The second to go was the target for public sector net debt to fall as a percentage of GDP each year. In light of slowing growth, the former Chancellor admitted in this year’s Spring Budget he was unlikely to meet this target this year.
However, the remaining mandate – to generate a surplus on public sector net borrowing by the end of the fiscal year 2019-20 – was the big one. But even before the Brexit referendum the Treasury was having to make heroic adjustments to the path of government spending and revenues to ensure it was met. As Osborne announced the abandonment of the rule in the wake of the decision to leave the EU, stating the government had to be ‘realistic’ given the likely impact of uncertainty on the economy, there was a sense of the inevitable being brought forward.

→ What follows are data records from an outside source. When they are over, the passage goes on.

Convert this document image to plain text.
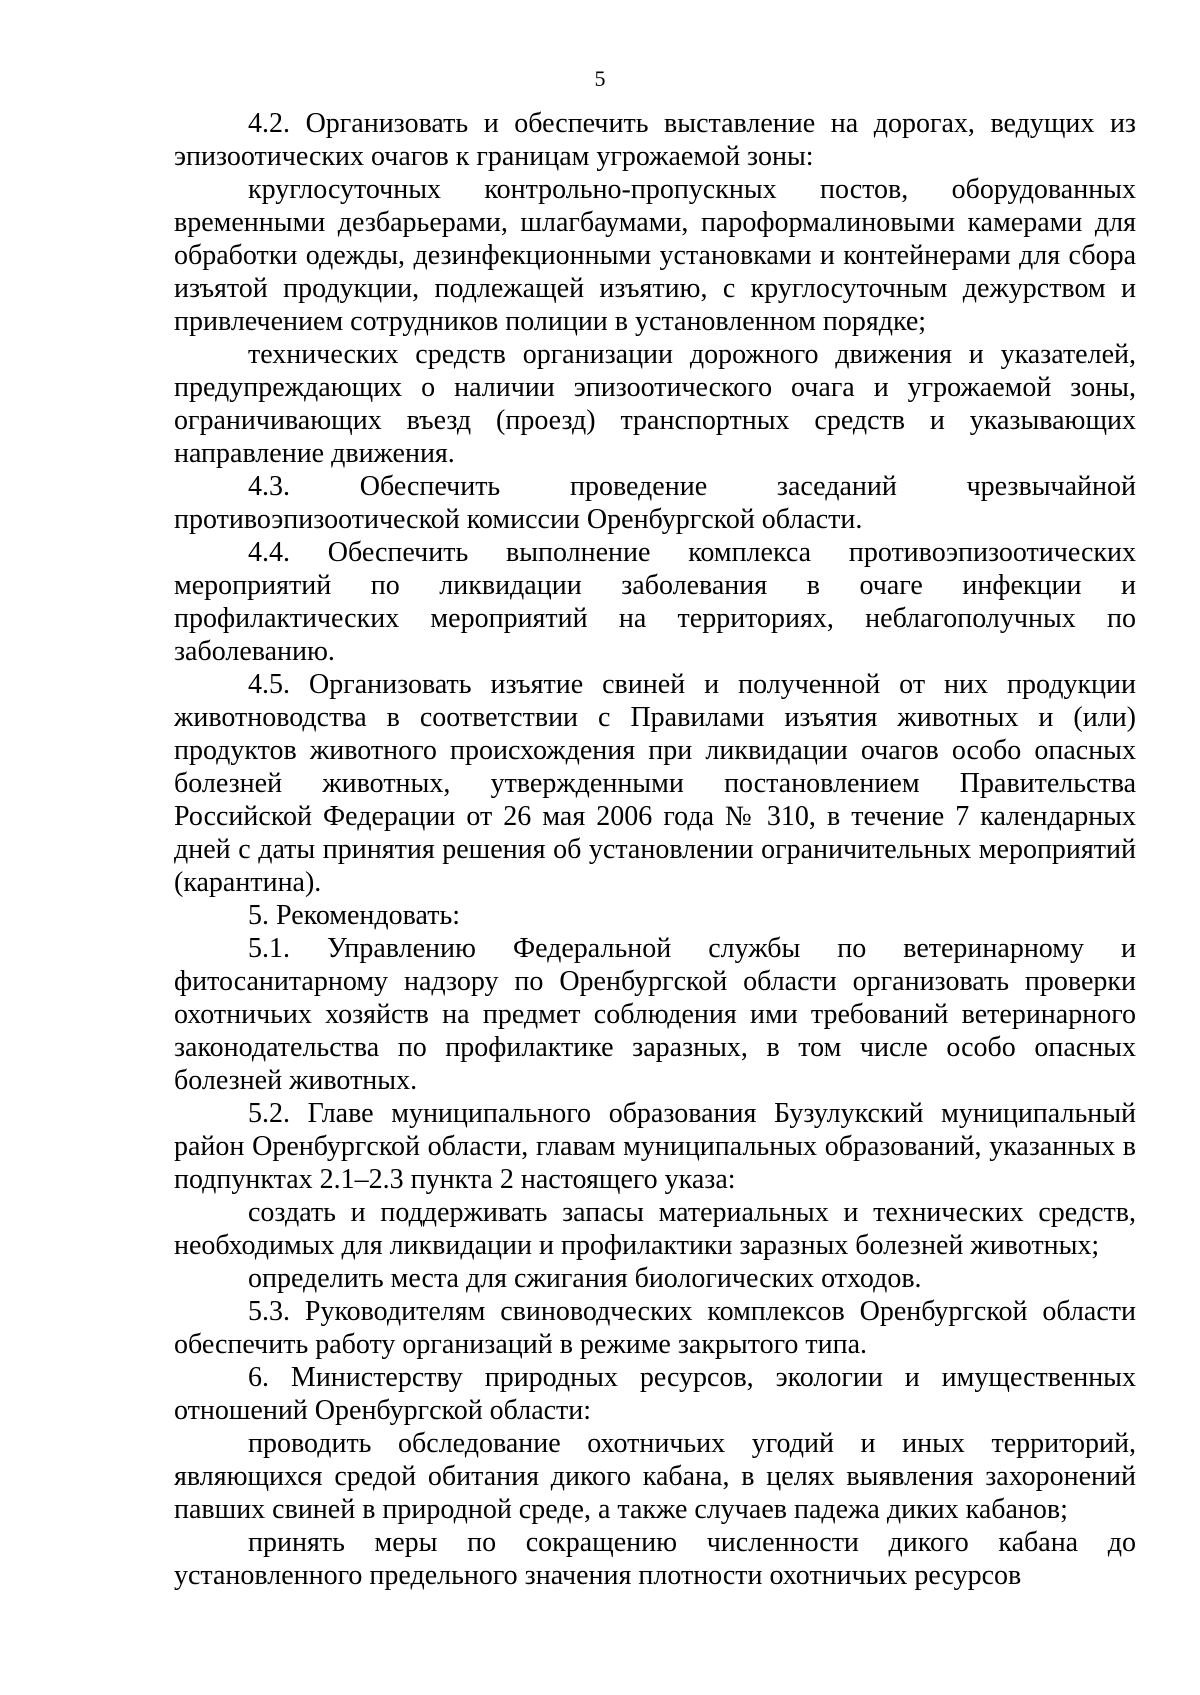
5

4.2. Организовать и обеспечить выставление на дорогах, ведущих из эпизоотических очагов к границам угрожаемой зоны:

круглосуточных контрольно-пропускных постов, оборудованных временными дезбарьерами, шлагбаумами, пароформалиновыми камерами для обработки одежды, дезинфекционными установками и контейнерами для сбора изъятой продукции, подлежащей изъятию, с круглосуточным дежурством и привлечением сотрудников полиции в установленном порядке;

технических средств организации дорожного движения и указателей, предупреждающих о наличии эпизоотического очага и угрожаемой зоны, ограничивающих въезд (проезд) транспортных средств и указывающих направление движения.

4.3. Обеспечить проведение заседаний чрезвычайной противоэпизоотической комиссии Оренбургской области.

4.4. Обеспечить выполнение комплекса противоэпизоотических мероприятий по ликвидации заболевания в очаге инфекции и профилактических мероприятий на территориях, неблагополучных по заболеванию.

4.5. Организовать изъятие свиней и полученной от них продукции животноводства в соответствии с Правилами изъятия животных и (или) продуктов животного происхождения при ликвидации очагов особо опасных болезней животных, утвержденными постановлением Правительства Российской Федерации от 26 мая 2006 года № 310, в течение 7 календарных дней с даты принятия решения об установлении ограничительных мероприятий (карантина).

5. Рекомендовать:

5.1. Управлению Федеральной службы по ветеринарному и фитосанитарному надзору по Оренбургской области организовать проверки охотничьих хозяйств на предмет соблюдения ими требований ветеринарного законодательства по профилактике заразных, в том числе особо опасных болезней животных.

5.2. Главе муниципального образования Бузулукский муниципальный район Оренбургской области, главам муниципальных образований, указанных в подпунктах 2.1–2.3 пункта 2 настоящего указа:

создать и поддерживать запасы материальных и технических средств, необходимых для ликвидации и профилактики заразных болезней животных;

определить места для сжигания биологических отходов.

5.3. Руководителям свиноводческих комплексов Оренбургской области обеспечить работу организаций в режиме закрытого типа.

6. Министерству природных ресурсов, экологии и имущественных отношений Оренбургской области:

проводить обследование охотничьих угодий и иных территорий, являющихся средой обитания дикого кабана, в целях выявления захоронений павших свиней в природной среде, а также случаев падежа диких кабанов;

принять меры по сокращению численности дикого кабана до установленного предельного значения плотности охотничьих ресурсов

So what happens now? The new regime – Prime Minister Theresa May and Chancellor Philip Hammond – have both confirmed the abolition of the rules. They didn’t necessarily have to, as the Fiscal Charter contained a provision for the rules to be suspended should the Office for Budget Responsibility (OBR) forecast economic growth to drop below 1% at any point in the forecast horizon. Most independent forecasters expect this to happen at some point in 2017. There are also no plans for an emergency budget in the aftermath of the vote. It all suggests that the new Tory leadership wants to start with a clean piece of paper at the Autumn Statement. The rhetoric coming out of the Treasury is that this will involve steps to reduce the deficit further, but how and when are up for consideration.
When devising new fiscal rules, the Conservatives might want to consider two of the perfectly sensible suggestions made by the shadow chancellor John McDonnell when outlining his own alternatives to the Fiscal Charter in March. The first would be to reinstate a rule based on a target for the current budget rather than total public sector borrowing, allowing the government more freedom to invest. The Tories know they are vulnerable on public sector investment. In the last five years of the Labour government public investment averaged 2.5% of GDP, under the coalition it fell to 2.2%, and despite Osborne’s protestations, it is forecast at just 1.6% in this parliament.
The second suggestion is a bit more radical – but nonetheless interesting. This would allow a zero lower bound knockout to the fiscal rules – meaning that when interest rates approach zero and the efficacy of monetary policy weakens, fiscal policy can be used to actively support the economy. The extent of the intervention would be decided by the Treasury under advice from the Bank of England. When Gordon Brown introduced his first fiscal rules, the motivation was to ensure that New Labour was seen as credible on the public finances, but also to make it clear the Treasury would be supporting the newly independent Bank of England in its mandate of price stability. Nearly 20 years on, the Bank of England would find its job easier if fiscal policy was doing its share of the work.